– Blog by Jesse Anderson
In the beginning, there was Google. Google looked over the expanse of the growing internet and realized they’d need scalable systems. They created MapReduce and GFS in 2004. They published the papers for them in the same year.
Doug Cutting took those papers and created Apache Hadoop in 2005.
Cloudera was started in 2008, and HortonWorks started in 2011. They were the first companies to commercialize open source big data technologies and pushed the marketing and commercialization of Hadoop.
Hadoop was hard to program, and Apache Hive came along in 2010 to add SQL. Apache Pig in 2008 came too, but it didn’t ever see as much adoption.
With an immutable file system like HDFS, we needed scalable databases to read and write data randomly. Apache HBase came in 2007, and Apache Cassandra came in 2008. Along the way, there were various explosions of databases within a type, such as GPU, graph, JSON, column-oriented, MPP, and key value.

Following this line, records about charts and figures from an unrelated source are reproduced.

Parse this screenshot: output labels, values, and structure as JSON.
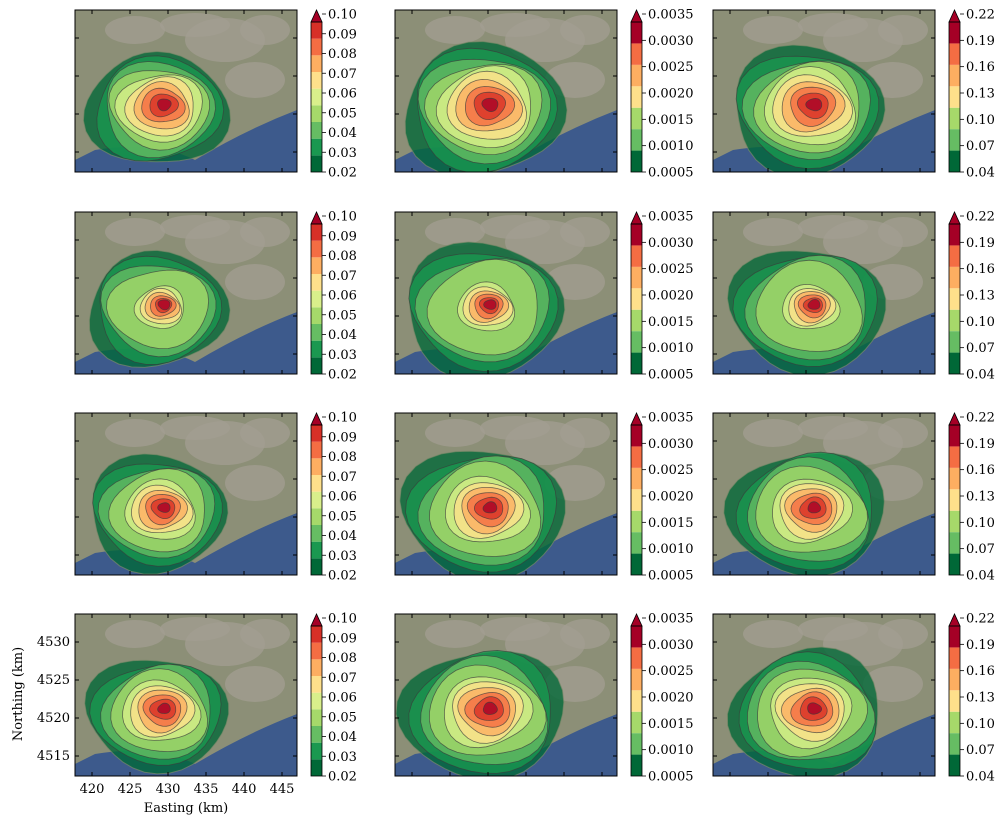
{
  "figure": {
    "xlabel": "Easting (km)",
    "ylabel": "Northing (km)",
    "x_ticks": [
      "420",
      "425",
      "430",
      "435",
      "440",
      "445"
    ],
    "y_ticks": [
      "4515",
      "4520",
      "4525",
      "4530"
    ]
  },
  "colorbars": [
    {
      "ticks": [
        "0.02",
        "0.03",
        "0.04",
        "0.05",
        "0.06",
        "0.07",
        "0.08",
        "0.09",
        "0.10"
      ],
      "extend": "max"
    },
    {
      "ticks": [
        "0.0005",
        "0.0010",
        "0.0015",
        "0.0020",
        "0.0025",
        "0.0030",
        "0.0035"
      ],
      "extend": "max"
    },
    {
      "ticks": [
        "0.04",
        "0.07",
        "0.10",
        "0.13",
        "0.16",
        "0.19",
        "0.22"
      ],
      "extend": "max"
    }
  ],
  "colors": {
    "levels": [
      "#006837",
      "#1a9850",
      "#66bd63",
      "#a6d96a",
      "#d9ef8b",
      "#fee08b",
      "#fdae61",
      "#f46d43",
      "#d73027",
      "#a50026"
    ],
    "sea": "#3d5a8c",
    "land": "#8c8f77",
    "urban": "#a39e91"
  }
}
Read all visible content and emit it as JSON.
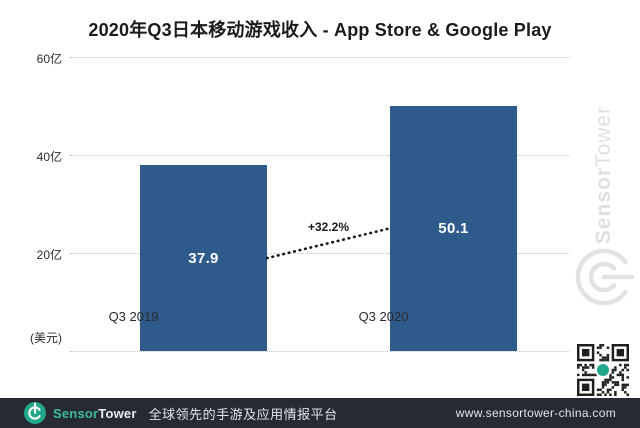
{
  "chart_data": {
    "type": "bar",
    "title": "2020年Q3日本移动游戏收入 - App Store & Google Play",
    "categories": [
      "Q3 2019",
      "Q3 2020"
    ],
    "values": [
      37.9,
      50.1
    ],
    "value_labels": [
      "37.9",
      "50.1"
    ],
    "growth_annotation": "+32.2%",
    "y_ticks": [
      {
        "label": "60亿",
        "value": 60
      },
      {
        "label": "40亿",
        "value": 40
      },
      {
        "label": "20亿",
        "value": 20
      }
    ],
    "y_axis_unit": "(美元)",
    "ylim": [
      0,
      60
    ],
    "grid": "horizontal-dotted",
    "legend": "none",
    "bar_color": "#2f5a8c"
  },
  "watermark": {
    "sensor": "Sensor",
    "tower": "Tower"
  },
  "footer": {
    "brand_sensor": "Sensor",
    "brand_tower": "Tower",
    "tagline": "全球领先的手游及应用情报平台",
    "url": "www.sensortower-china.com"
  },
  "colors": {
    "bar": "#2f5a8c",
    "teal": "#22a78c",
    "footer_bg": "#262a32",
    "watermark": "#e0e0e0"
  }
}
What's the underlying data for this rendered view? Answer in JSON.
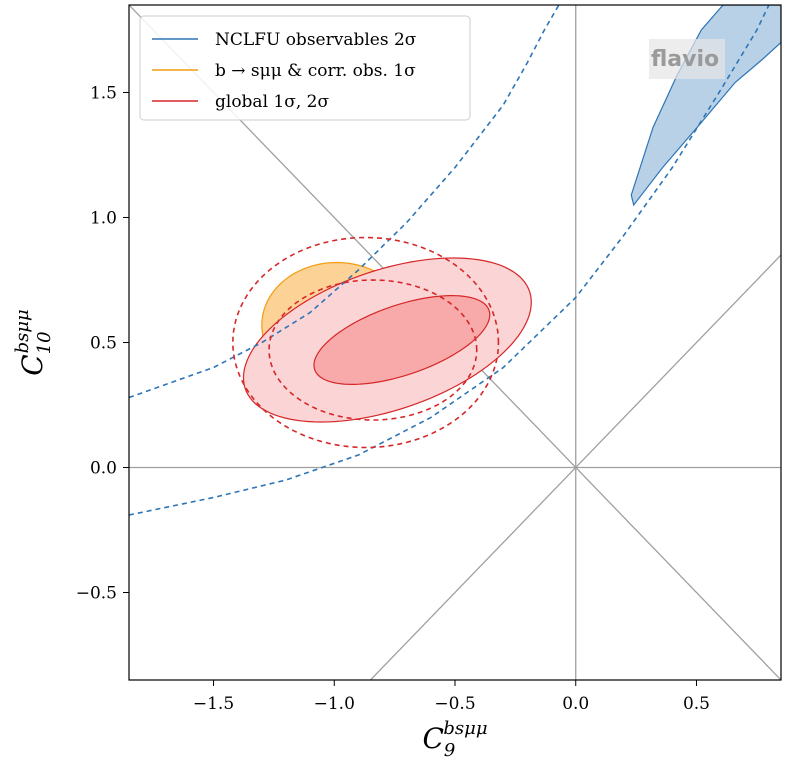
{
  "chart_data": {
    "type": "contour",
    "xlabel": {
      "base": "C",
      "sub": "9",
      "sup": "bsμμ"
    },
    "ylabel": {
      "base": "C",
      "sub": "10",
      "sup": "bsμμ"
    },
    "xlim": [
      -1.85,
      0.85
    ],
    "ylim": [
      -0.85,
      1.85
    ],
    "xticks": [
      -1.5,
      -1.0,
      -0.5,
      0.0,
      0.5
    ],
    "xtick_labels": [
      "−1.5",
      "−1.0",
      "−0.5",
      "0.0",
      "0.5"
    ],
    "yticks": [
      -0.5,
      0.0,
      0.5,
      1.0,
      1.5
    ],
    "ytick_labels": [
      "−0.5",
      "0.0",
      "0.5",
      "1.0",
      "1.5"
    ],
    "watermark": "flavio",
    "legend": {
      "position": "top-left",
      "entries": [
        {
          "label": "NCLFU observables 2σ",
          "color": "#2e75b6"
        },
        {
          "label": "b → sμμ & corr. obs. 1σ",
          "color": "#f39c12"
        },
        {
          "label": "global 1σ, 2σ",
          "color": "#d62728"
        }
      ]
    },
    "reference_lines": [
      {
        "name": "x-zero",
        "points": [
          [
            0.0,
            -0.85
          ],
          [
            0.0,
            1.85
          ]
        ]
      },
      {
        "name": "y-zero",
        "points": [
          [
            -1.85,
            0.0
          ],
          [
            0.85,
            0.0
          ]
        ]
      },
      {
        "name": "diagonal-c9-eq-minus-c10",
        "points": [
          [
            -1.85,
            1.85
          ],
          [
            0.85,
            -0.85
          ]
        ]
      },
      {
        "name": "diagonal-c9-eq-c10",
        "points": [
          [
            -0.85,
            -0.85
          ],
          [
            0.85,
            0.85
          ]
        ]
      }
    ],
    "series": [
      {
        "name": "NCLFU observables 2σ",
        "kind": "filled-contour",
        "fill": "#b8d1e6",
        "stroke": "#2e75b6",
        "points": [
          [
            0.24,
            1.05
          ],
          [
            0.36,
            1.2
          ],
          [
            0.52,
            1.38
          ],
          [
            0.66,
            1.54
          ],
          [
            0.77,
            1.63
          ],
          [
            0.85,
            1.7
          ],
          [
            0.85,
            1.85
          ],
          [
            0.61,
            1.85
          ],
          [
            0.52,
            1.75
          ],
          [
            0.42,
            1.57
          ],
          [
            0.32,
            1.36
          ],
          [
            0.23,
            1.09
          ]
        ]
      },
      {
        "name": "NCLFU dashed band upper",
        "kind": "dashed-curve",
        "stroke": "#2e75b6",
        "points": [
          [
            -1.85,
            0.28
          ],
          [
            -1.5,
            0.4
          ],
          [
            -1.3,
            0.5
          ],
          [
            -1.1,
            0.62
          ],
          [
            -0.9,
            0.79
          ],
          [
            -0.7,
            0.98
          ],
          [
            -0.5,
            1.2
          ],
          [
            -0.3,
            1.45
          ],
          [
            -0.2,
            1.62
          ],
          [
            -0.13,
            1.75
          ],
          [
            -0.07,
            1.85
          ]
        ]
      },
      {
        "name": "NCLFU dashed band lower",
        "kind": "dashed-curve",
        "stroke": "#2e75b6",
        "points": [
          [
            -1.85,
            -0.19
          ],
          [
            -1.5,
            -0.12
          ],
          [
            -1.2,
            -0.05
          ],
          [
            -0.9,
            0.05
          ],
          [
            -0.6,
            0.2
          ],
          [
            -0.3,
            0.4
          ],
          [
            0.0,
            0.68
          ],
          [
            0.2,
            0.93
          ],
          [
            0.4,
            1.2
          ],
          [
            0.6,
            1.51
          ],
          [
            0.75,
            1.75
          ],
          [
            0.8,
            1.85
          ]
        ]
      },
      {
        "name": "b → sμμ & corr. obs. 1σ",
        "kind": "ellipse",
        "fill": "#fdd296",
        "stroke": "#f39c12",
        "cx": -0.99,
        "cy": 0.57,
        "rx": 0.31,
        "ry": 0.25,
        "angle_deg": 0
      },
      {
        "name": "global 2σ",
        "kind": "ellipse",
        "fill": "#fbd5d5",
        "stroke": "#d62728",
        "cx": -0.78,
        "cy": 0.51,
        "rx": 0.62,
        "ry": 0.28,
        "angle_deg": 18
      },
      {
        "name": "global 1σ",
        "kind": "ellipse",
        "fill": "#f8aaaa",
        "stroke": "#d62728",
        "cx": -0.72,
        "cy": 0.51,
        "rx": 0.38,
        "ry": 0.14,
        "angle_deg": 18
      },
      {
        "name": "global dashed 2σ (alt)",
        "kind": "dashed-ellipse",
        "stroke": "#d62728",
        "cx": -0.87,
        "cy": 0.5,
        "rx": 0.55,
        "ry": 0.42,
        "angle_deg": 0
      },
      {
        "name": "global dashed 1σ (alt)",
        "kind": "dashed-ellipse",
        "stroke": "#d62728",
        "cx": -0.84,
        "cy": 0.47,
        "rx": 0.43,
        "ry": 0.28,
        "angle_deg": 0
      }
    ]
  }
}
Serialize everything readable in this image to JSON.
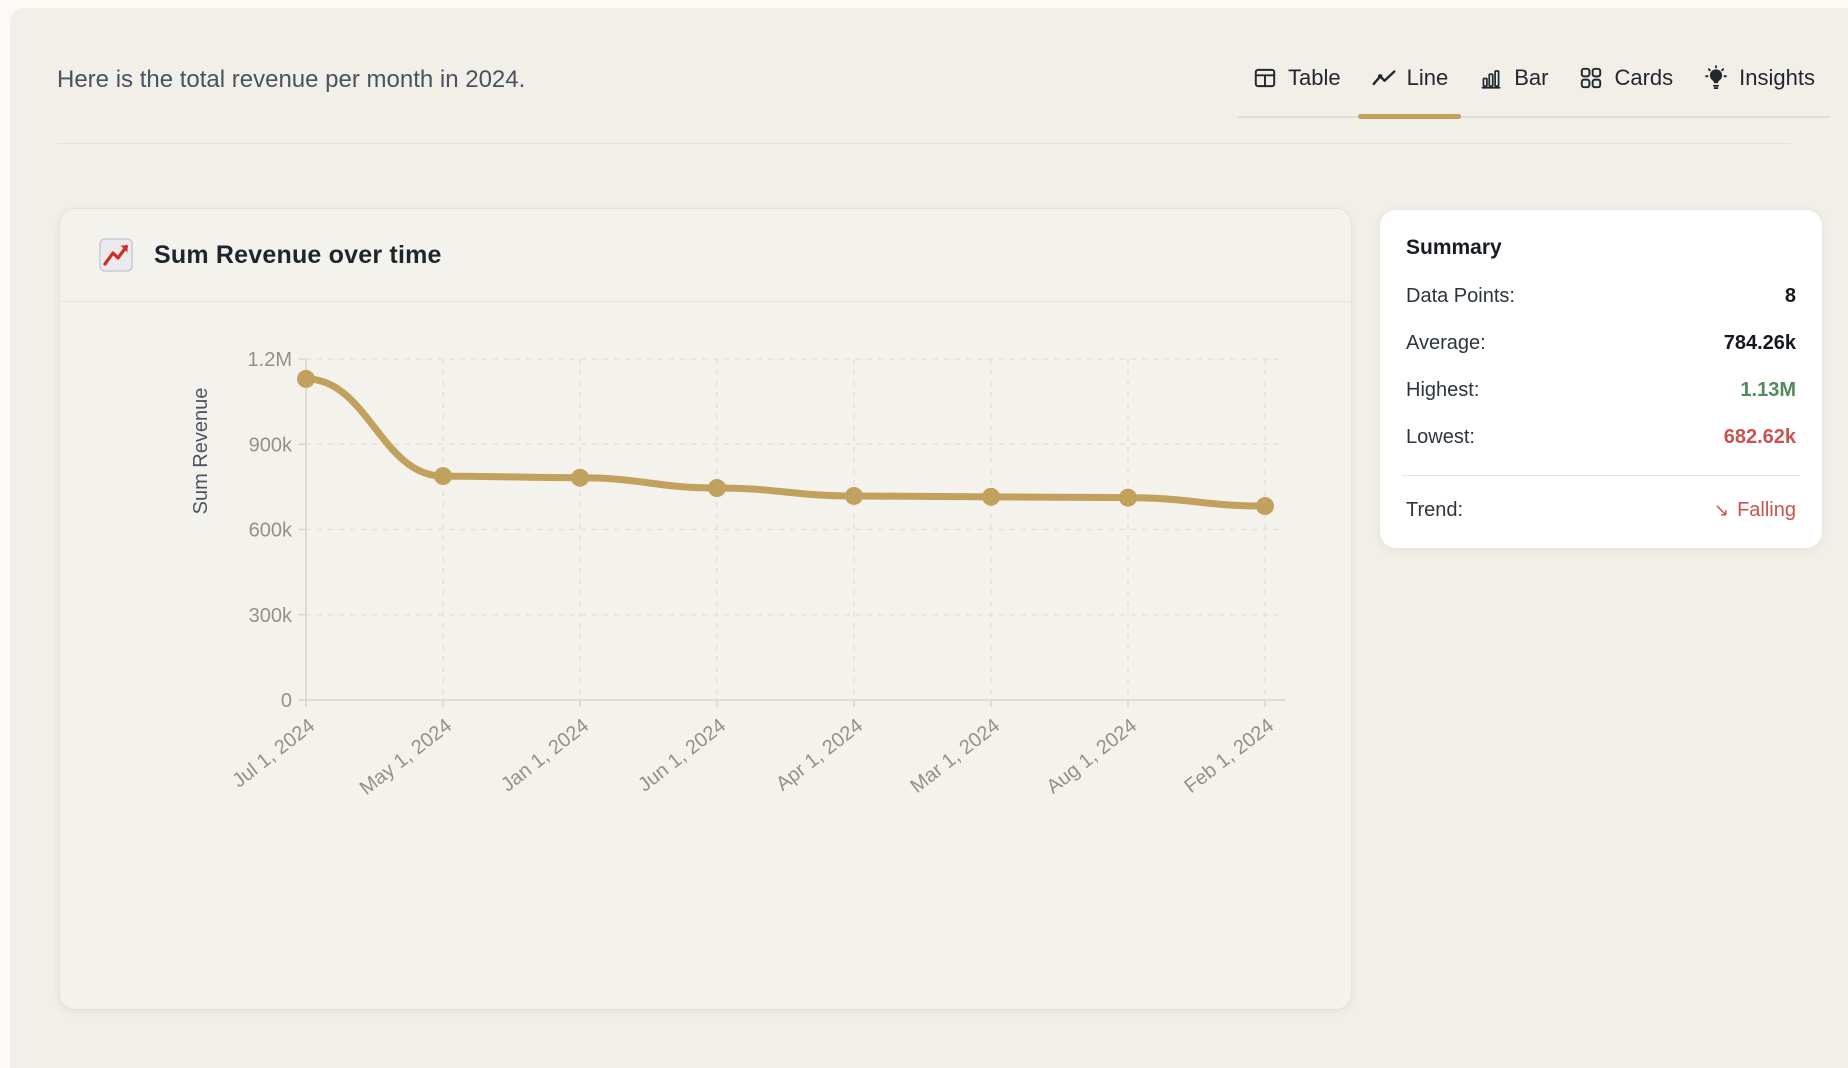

Hadoop didn’t support doing things in real-time, and Apache Storm was open sourced in 2011. It didn’t get wide adoption as it was a bit early for real-time, and the API was difficult to wield.
Apache Spark came in 2009 and gave a unified batch and streaming engine. It gained in usage and eventually displaced Hadoop.
Apache Flink came in 2011 and gave us our first real streaming engine. It handled the stateful problems of real-time elegantly.
We lacked a scalable pub/sub system. Apache Kafka came in 2011 and gave the industry a much better way to move real-time data. Apache Kafka has its architectural limitations, and Apache Pulsar was released in 2016.
The first big conferences were Strata and Hadoop World that started in in 2012. They eventually merged in 2012. It was the place where the brightest big data minds came and spoke. It was shepherded well by Ben Lorica, Doug Cutting, and Alistair Croll.
There was (and still is) an overall problem in the industry because most projects failed to get into production. Some people blamed the technologies. The technologies more or less work well. Big data projects were given to data scientists and data warehouse teams, where the projects subsequently failed. As clearly evident as that sounds now, my writing about needing data engineering went heavily against the grain of everything that was written at the time.
DJ Patil coined the term Data Scientist in 2008. For the majority of companies, that was the only title working on data problems at scale. Honorable mentions to Paco Nathan, John Thompson, and Tom Davenport who wrote about data science and analytic team management.
Google’s 2015 paper Hidden Technical Debt in Machine Learning Systems highlighted the fact that machine learning isn’t just the creation of models. It is prominently data engineering and all of the technical debt difficulties that come with data.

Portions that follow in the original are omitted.